John: Sitting in the tiniest little bit of good karma that is just beneath the shame. When you, awareness, relax in the midst of the experience of shame, you relax in the direction of the within, which immediately takes you to a tiny little bit deeper than the shame; into what the shame doesn’t go. Just underneath shame there’s good karma, but not if you don’t respond to it. The further you indulge the shame, the more that you’re building bad karma.

Q: What if I don’t even know what kind of sin I have done because it happened in one of my past lives?

John: Are you being presumptuous? Are you presuming to know past lives? You speak of one of your past lives, but do you know the truth of what you say?

If you’re going to speak of sin, if you believe anything that you don’t know the truth of, that’s a sin. When you believe directly and only what you know the truth of, that’s innocence. Your return to innocence frees you of your sin.

Sin, so to speak, is you, awareness, separating from what you know the truth of. When you return to what you know the truth of, when you respond right into what you know the truth of, then even the tiniest little bit, within, is enough for you, and your return to it is your return to innocence and consequently your freedom from sin. Sin isn’t something to deal with. The truth, within, that you know is something to absolutely respond to and respond into, and there is no amount of personal sin or collective sin that can stop you.

Whereas, if you turn to your sin and deal with your sin, it has you. When you deal with it, you give it your power. The more power you give to it by dealing with it, the more that your sin increases. Your power belongs exclusively to what you know the truth of in your heart, even if what you know the truth of is such a tiny, tiny little bit. That tiniest little bit is home, and there’s no sin that prevents your return. You don’t need your sin; not-understood sin and not even the slightest sense of sin that you cannot understand. You don’t need your sin.
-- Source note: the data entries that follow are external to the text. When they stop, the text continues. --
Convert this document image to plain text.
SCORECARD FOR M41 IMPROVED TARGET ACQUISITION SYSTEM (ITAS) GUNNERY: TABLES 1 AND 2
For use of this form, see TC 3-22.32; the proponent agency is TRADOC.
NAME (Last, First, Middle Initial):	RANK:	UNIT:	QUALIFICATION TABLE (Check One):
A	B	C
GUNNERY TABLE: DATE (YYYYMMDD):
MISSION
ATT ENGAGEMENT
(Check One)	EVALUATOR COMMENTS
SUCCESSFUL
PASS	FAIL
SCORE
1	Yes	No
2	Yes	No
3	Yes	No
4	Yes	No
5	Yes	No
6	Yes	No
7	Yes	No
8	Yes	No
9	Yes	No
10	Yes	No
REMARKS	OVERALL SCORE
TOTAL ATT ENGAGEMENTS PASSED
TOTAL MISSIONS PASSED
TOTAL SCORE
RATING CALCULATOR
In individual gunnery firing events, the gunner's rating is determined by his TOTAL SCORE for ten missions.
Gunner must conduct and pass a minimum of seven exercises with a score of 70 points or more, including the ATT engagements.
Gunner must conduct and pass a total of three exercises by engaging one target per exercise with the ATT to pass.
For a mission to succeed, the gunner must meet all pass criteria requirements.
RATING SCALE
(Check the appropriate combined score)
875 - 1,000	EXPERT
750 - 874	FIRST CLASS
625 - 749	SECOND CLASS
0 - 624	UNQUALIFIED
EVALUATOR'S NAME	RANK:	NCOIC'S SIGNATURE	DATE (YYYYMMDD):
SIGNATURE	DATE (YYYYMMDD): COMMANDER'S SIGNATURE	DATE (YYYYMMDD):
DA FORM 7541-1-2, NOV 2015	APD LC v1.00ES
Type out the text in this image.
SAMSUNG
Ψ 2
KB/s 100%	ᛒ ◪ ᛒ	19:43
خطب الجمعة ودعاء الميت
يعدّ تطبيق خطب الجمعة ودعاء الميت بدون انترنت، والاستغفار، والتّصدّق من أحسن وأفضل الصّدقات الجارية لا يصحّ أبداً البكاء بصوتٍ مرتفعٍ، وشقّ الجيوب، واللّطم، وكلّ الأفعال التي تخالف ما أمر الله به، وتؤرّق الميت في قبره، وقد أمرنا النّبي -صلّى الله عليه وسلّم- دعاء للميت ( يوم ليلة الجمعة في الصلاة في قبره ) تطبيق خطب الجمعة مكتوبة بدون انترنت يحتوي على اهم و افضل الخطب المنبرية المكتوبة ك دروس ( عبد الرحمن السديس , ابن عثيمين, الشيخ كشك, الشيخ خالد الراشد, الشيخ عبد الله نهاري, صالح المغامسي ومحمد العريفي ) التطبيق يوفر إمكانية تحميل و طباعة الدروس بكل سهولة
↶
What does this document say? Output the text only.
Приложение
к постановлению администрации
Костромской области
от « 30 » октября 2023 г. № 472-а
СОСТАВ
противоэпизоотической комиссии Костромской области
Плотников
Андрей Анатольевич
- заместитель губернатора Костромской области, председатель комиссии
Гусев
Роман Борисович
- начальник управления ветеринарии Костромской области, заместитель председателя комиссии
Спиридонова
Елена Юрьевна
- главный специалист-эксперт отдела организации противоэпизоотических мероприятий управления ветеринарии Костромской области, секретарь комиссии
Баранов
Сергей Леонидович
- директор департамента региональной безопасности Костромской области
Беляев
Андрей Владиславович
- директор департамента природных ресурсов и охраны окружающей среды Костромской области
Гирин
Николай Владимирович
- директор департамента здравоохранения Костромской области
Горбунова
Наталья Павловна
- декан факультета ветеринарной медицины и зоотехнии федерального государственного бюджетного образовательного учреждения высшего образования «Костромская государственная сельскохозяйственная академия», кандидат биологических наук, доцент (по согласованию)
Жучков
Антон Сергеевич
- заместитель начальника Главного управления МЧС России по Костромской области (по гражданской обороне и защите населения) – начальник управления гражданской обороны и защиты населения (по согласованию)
You need what you know the truth of.

As you respond to what you know the truth of in your heart, you are one with what you know. You’re complete. When you are in complete response to what you know the truth of in your heart, that makes your heart clean, regardless of the condition of your self, regardless of your past. When you’re being one with what you know in your heart, when you’re being that in the midst of your conditioned self, your self slowly becomes cleaned. Purity of heart, over time, cleans your self.
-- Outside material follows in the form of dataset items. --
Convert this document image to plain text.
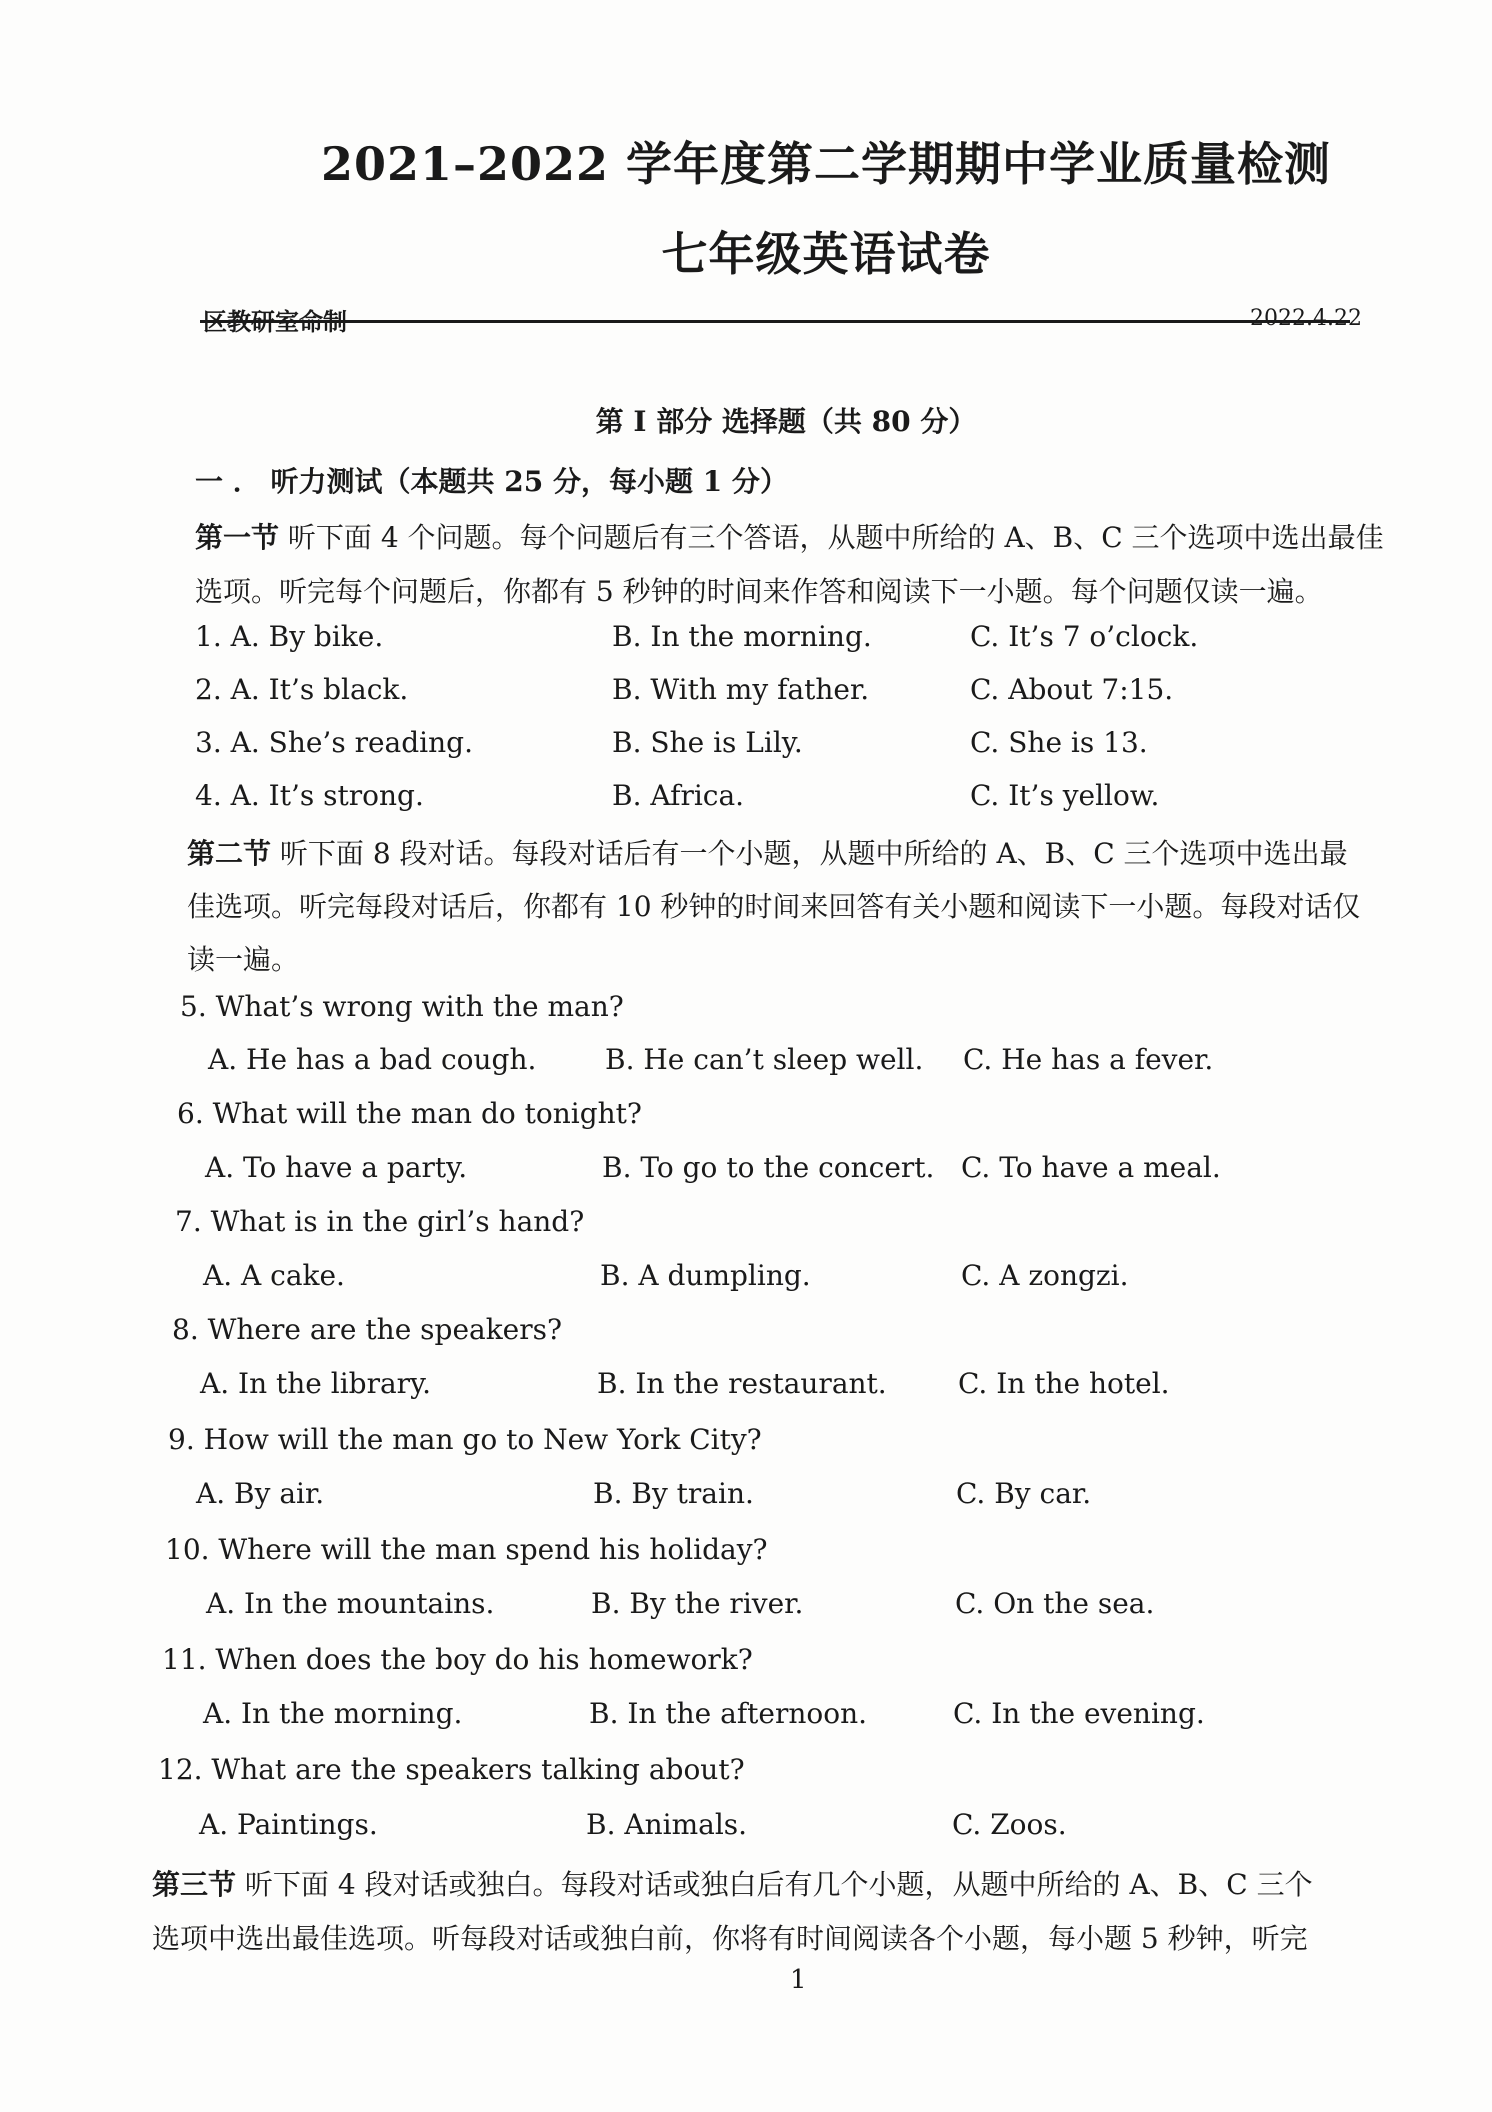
2021–2022 学年度第二学期期中学业质量检测
七年级英语试卷
区教研室命制	2022.4.22
第 I 部分 选择题（共 80 分）
一 ． 听力测试（本题共 25 分，每小题 1 分）
第一节 听下面 4 个问题。每个问题后有三个答语，从题中所给的 A、B、C 三个选项中选出最佳
选项。听完每个问题后，你都有 5 秒钟的时间来作答和阅读下一小题。每个问题仅读一遍。
1. A. By bike.	B. In the morning.	C. It’s 7 o’clock.
2. A. It’s black.	B. With my father.	C. About 7:15.
3. A. She’s reading.	B. She is Lily.	C. She is 13.
4. A. It’s strong.	B. Africa.	C. It’s yellow.
第二节 听下面 8 段对话。每段对话后有一个小题，从题中所给的 A、B、C 三个选项中选出最
佳选项。听完每段对话后，你都有 10 秒钟的时间来回答有关小题和阅读下一小题。每段对话仅
读一遍。
5. What’s wrong with the man?
A. He has a bad cough. B. He can’t sleep well. C. He has a fever.
6. What will the man do tonight?
A. To have a party.	B. To go to the concert. C. To have a meal.
7. What is in the girl’s hand?
A. A cake.	B. A dumpling.	C. A zongzi.
8. Where are the speakers?
A. In the library.	B. In the restaurant.	C. In the hotel.
9. How will the man go to New York City?
A. By air.	B. By train.	C. By car.
10. Where will the man spend his holiday?
A. In the mountains.	B. By the river.	C. On the sea.
11. When does the boy do his homework?
A. In the morning.	B. In the afternoon.	C. In the evening.
12. What are the speakers talking about?
A. Paintings.	B. Animals.	C. Zoos.
第三节 听下面 4 段对话或独白。每段对话或独白后有几个小题，从题中所给的 A、B、C 三个
选项中选出最佳选项。听每段对话或独白前，你将有时间阅读各个小题，每小题 5 秒钟，听完
1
There’s a process to your self becoming cleaned, but there is no process to your heart being cleaned. What cleans your heart is you no longer taking your self to heart. What makes your heart clean is when you, awareness, are in complete response to what you know. That initial oneness returned to is what makes your heart clean. Purity of heart requires only one moment of core honesty to what you know the truth of, and in that moment you are clean. Purity without a process. The return home without a process. Initial oneness without a process.
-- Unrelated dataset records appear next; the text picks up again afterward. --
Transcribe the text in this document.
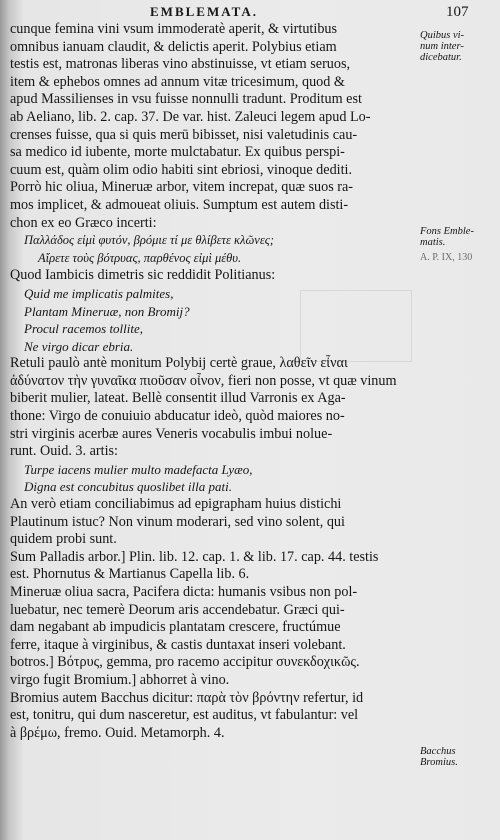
EMBLEMATA.	107
cunque femina vini vsum immoderatè aperit, & virtutibus
omnibus ianuam claudit, & delictis aperit. Polybius etiam
testis est, matronas liberas vino abstinuisse, vt etiam seruos,
item & ephebos omnes ad annum vitæ tricesimum, quod &
apud Massilienses in vsu fuisse nonnulli tradunt. Proditum est
ab Aeliano, lib. 2. cap. 37. De var. hist. Zaleuci legem apud Lo-
crenses fuisse, qua si quis merū bibisset, nisi valetudinis cau-
sa medico id iubente, morte mulctabatur. Ex quibus perspi-
cuum est, quàm olim odio habiti sint ebriosi, vinoque dediti.
Porrò hic oliua, Mineruæ arbor, vitem increpat, quæ suos ra-
mos implicet, & admoueat oliuis. Sumptum est autem disti-
chon ex eo Græco incerti:
Παλλάδος εἰμὶ φυτόν, βρόμιε τί με θλίβετε κλῶνες;
Αἴρετε τοὺς βότρυας, παρθένος εἰμὶ μέθυ.
Quod Iambicis dimetris sic reddidit Politianus:
Quid me implicatis palmites,
Plantam Mineruæ, non Bromij?
Procul racemos tollite,
Ne virgo dicar ebria.
Retuli paulò antè monitum Polybij certè graue, λαθεῖν εἶναι
ἀδύνατον τὴν γυναῖκα πιοῦσαν οἶνον, fieri non posse, vt quæ vinum
biberit mulier, lateat. Bellè consentit illud Varronis ex Aga-
thone: Virgo de conuiuio abducatur ideò, quòd maiores no-
stri virginis acerbæ aures Veneris vocabulis imbui nolue-
runt. Ouid. 3. artis:
Turpe iacens mulier multo madefacta Lyæo,
Digna est concubitus quoslibet illa pati.
An verò etiam conciliabimus ad epigrapham huius distichi
Plautinum istuc? Non vinum moderari, sed vino solent, qui
quidem probi sunt.
Sum Palladis arbor.] Plin. lib. 12. cap. 1. & lib. 17. cap. 44. testis
est. Phornutus & Martianus Capella lib. 6.
Mineruæ oliua sacra, Pacifera dicta: humanis vsibus non pol-
luebatur, nec temerè Deorum aris accendebatur. Græci qui-
dam negabant ab impudicis plantatam crescere, fructúmue
ferre, itaque à virginibus, & castis duntaxat inseri volebant.
botros.] Βότρυς, gemma, pro racemo accipitur συνεκδοχικῶς.
virgo fugit Bromium.] abhorret à vino.
Bromius autem Bacchus dicitur: παρὰ τὸν βρόντην refertur, id
est, tonitru, qui dum nasceretur, est auditus, vt fabulantur: vel
à βρέμω, fremo. Ouid. Metamorph. 4.
Quibus vi-
num inter-
dicebatur.
Fons Emble-
matis.
A. P. IX, 130
Bacchus
Bromius.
Meditation, as with many other paths and practices, can introduce you to what home is, what oneness is. It can introduce you to your response to what you know the truth of, but meditation, a practice, cannot keep you there. It can show you the way and then it’s for you to directly be that way. When you awaken through meditation, you don’t need to meditate anymore; you’ve awakened. When you’ve awakened, that means you realize the truth, within, and then you be your awakening. You live your awakening. If the truth, within, is enough for you, meditation can take you right to the door, and then you enter that door; then you are awareness, pure. There’s no practice that can enter that door. It’s bad karma to keep meditating once you’ve awakened by meditating.